Extortionist Trojan Holds Data Ransom

By Sean Michael Kerner | Mar 15, 2006 | Print this Page
http://www.enterprisenetworkingplanet.com/netsecur/article.php/3591901/Extortionist-Trojan-Holds-Data-Ransom.htm

If you're the unlucky victim of a new Trojan making the rounds, it'll cost you $300 to get your data back from the Trojan's author.

As of press time the Trojan did not yet have a common CME identifier. It is currently known as cryzip by LURHQ, Symantec, McAfee and Trend Micro. Kaspersky calls it Zippo and Panda Labs calls it ZippoCryptor.

Once infected, the Trojan encrypts a user's data in a password-protected zip file. In addition to the inaccessible files, the victim is left with a ransom note in a file titled "AUTO_ZIP_REPORT.txt."

The file starts with the words, "INSTRUCTIONS HOW TO GET YUOR FILES BACK READ CAREFULLY." According to LURHQ, the typo-rife ransom note continues: "Your computer catched our software while browsing illigal porn pages, all your documents, text files, databases was archived with long enought password."

The note warns users not to attempt to crack the password on the compressed zip files.
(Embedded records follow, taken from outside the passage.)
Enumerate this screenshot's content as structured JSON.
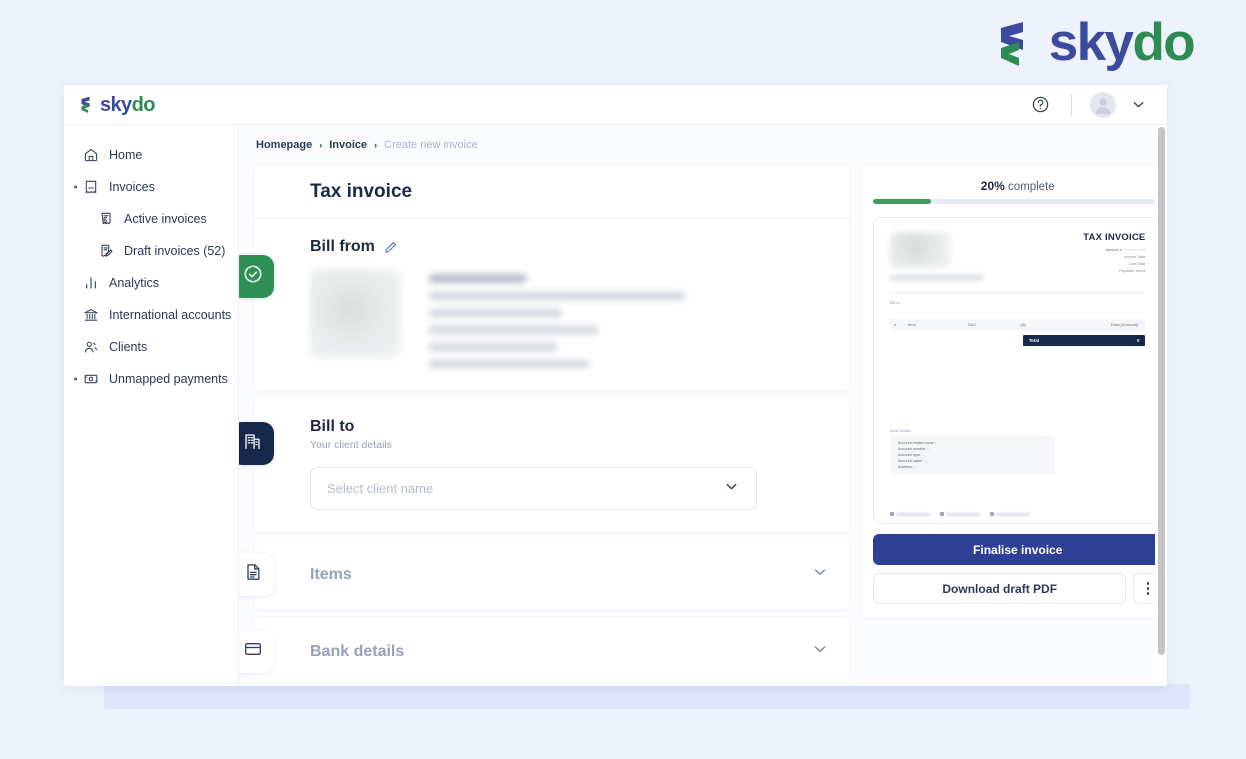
{
  "brand": {
    "name_part1": "sky",
    "name_part2": "do",
    "logo_icon": "skydo-chevron-logo",
    "color_primary": "#3b4a9c",
    "color_accent": "#2e8b52"
  },
  "header": {
    "help_icon": "question-circle-icon",
    "avatar_icon": "user-avatar-icon",
    "caret_icon": "chevron-down-icon"
  },
  "sidebar": {
    "items": [
      {
        "label": "Home",
        "icon": "home-icon",
        "sub": false,
        "expandable": false
      },
      {
        "label": "Invoices",
        "icon": "invoice-icon",
        "sub": false,
        "expandable": true
      },
      {
        "label": "Active invoices",
        "icon": "active-invoice-icon",
        "sub": true,
        "expandable": false
      },
      {
        "label": "Draft invoices (52)",
        "icon": "draft-invoice-icon",
        "sub": true,
        "expandable": false
      },
      {
        "label": "Analytics",
        "icon": "analytics-bars-icon",
        "sub": false,
        "expandable": false
      },
      {
        "label": "International accounts",
        "icon": "bank-institution-icon",
        "sub": false,
        "expandable": false
      },
      {
        "label": "Clients",
        "icon": "people-icon",
        "sub": false,
        "expandable": false
      },
      {
        "label": "Unmapped payments",
        "icon": "payment-card-icon",
        "sub": false,
        "expandable": true
      }
    ]
  },
  "breadcrumb": {
    "items": [
      "Homepage",
      "Invoice",
      "Create new invoice"
    ],
    "separator": "›"
  },
  "main": {
    "page_title": "Tax invoice",
    "bill_from": {
      "title": "Bill from",
      "edit_icon": "pencil-edit-icon",
      "step_icon": "check-circle-icon",
      "status": "complete",
      "details_redacted": true
    },
    "bill_to": {
      "title": "Bill to",
      "subtitle": "Your client details",
      "step_icon": "building-icon",
      "select_placeholder": "Select client name",
      "select_value": "",
      "chevron_icon": "chevron-down-icon"
    },
    "items_section": {
      "title": "Items",
      "icon": "document-lines-icon",
      "chevron_icon": "chevron-down-icon",
      "collapsed": true
    },
    "bank_section": {
      "title": "Bank details",
      "icon": "credit-card-icon",
      "chevron_icon": "chevron-down-icon",
      "collapsed": true
    }
  },
  "right_panel": {
    "progress_percent": "20%",
    "progress_label": "complete",
    "progress_value": 20,
    "progress_color": "#3f9a5f",
    "preview": {
      "doc_title": "TAX INVOICE",
      "meta": [
        {
          "label": "Invoice #",
          "value": "Draft invoice"
        },
        {
          "label": "Invoice Date",
          "value": ""
        },
        {
          "label": "Due Date",
          "value": ""
        },
        {
          "label": "Payment terms",
          "value": ""
        }
      ],
      "bill_to_label": "Bill to",
      "table_headers": [
        "#",
        "Item",
        "SAC",
        "Qty",
        "Rate()",
        "Amount()"
      ],
      "total_label": "Total",
      "total_value": "0",
      "bank_label": "Bank details",
      "bank_fields": [
        "Account holder name :",
        "Account number : -",
        "Account type : -",
        "Account name : -",
        "Address : -"
      ]
    },
    "finalise_button": "Finalise invoice",
    "download_button": "Download draft PDF",
    "kebab_icon": "more-options-icon"
  }
}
The only way to get the data back, it says, is by sending the "ransom" to an E-Gold account, apparently operated by the Trojan's author.

According to security firm LURHQ, a random E-Gold account number is automatically inserted at the top of the ransom note from an embedded list.
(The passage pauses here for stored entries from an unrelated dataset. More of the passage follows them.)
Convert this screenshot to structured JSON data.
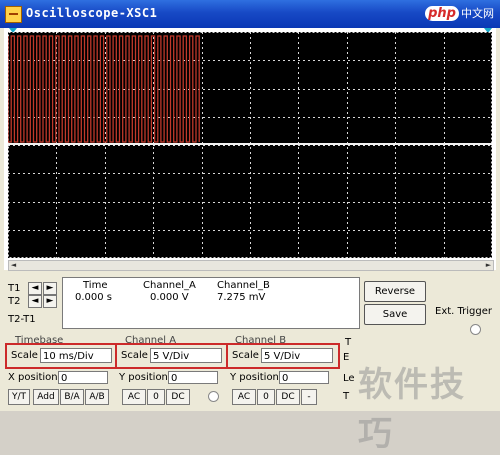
{
  "window": {
    "title": "Oscilloscope-XSC1"
  },
  "watermark_top": {
    "brand": "php",
    "text": "中文网"
  },
  "cursor_labels": {
    "t1": "T1",
    "t2": "T2",
    "diff": "T2-T1"
  },
  "readout": {
    "headers": {
      "time": "Time",
      "channel_a": "Channel_A",
      "channel_b": "Channel_B"
    },
    "values": {
      "time": "0.000 s",
      "channel_a": "0.000 V",
      "channel_b": "7.275 mV"
    }
  },
  "buttons": {
    "reverse": "Reverse",
    "save": "Save"
  },
  "ext_trigger": {
    "label": "Ext. Trigger"
  },
  "timebase": {
    "group": "Timebase",
    "scale_label": "Scale",
    "scale_value": "10 ms/Div",
    "pos_label": "X position",
    "pos_value": "0",
    "modes": [
      "Y/T",
      "Add",
      "B/A",
      "A/B"
    ]
  },
  "channel_a": {
    "group": "Channel A",
    "scale_label": "Scale",
    "scale_value": "5  V/Div",
    "pos_label": "Y position",
    "pos_value": "0",
    "coupling": [
      "AC",
      "0",
      "DC"
    ]
  },
  "channel_b": {
    "group": "Channel B",
    "scale_label": "Scale",
    "scale_value": "5  V/Div",
    "pos_label": "Y position",
    "pos_value": "0",
    "coupling": [
      "AC",
      "0",
      "DC",
      "-"
    ]
  },
  "trigger_cut": {
    "t1": "T",
    "t2": "E",
    "t3": "Le",
    "t4": "T"
  },
  "watermark_bottom": "软件技巧",
  "colors": {
    "trace_a": "#c0392b",
    "grid": "#d8d8d8",
    "title_bar": "#1749c5",
    "highlight": "#cc2a2a"
  },
  "trace": {
    "channel_a_burst_fraction": 0.395,
    "burst_cycles": 60
  }
}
"By operating many accounts simultaneously, the Trojan author is betting that even if E-Gold shuts down some of the accounts, he/she will still receive payment on some of the others," LURHQ's advisory states.

So far, the Trojan does not appear to be widespread. McAfee, Panda Labs and Symantec have given it a low-risk assessment and all have issued updates to its malware definition files to identify the Trojan.

It could always be worse.

Though the cryzip Trojan may make a victim cry, at least it doesn't berate victims like last year's Cisum.A virus did.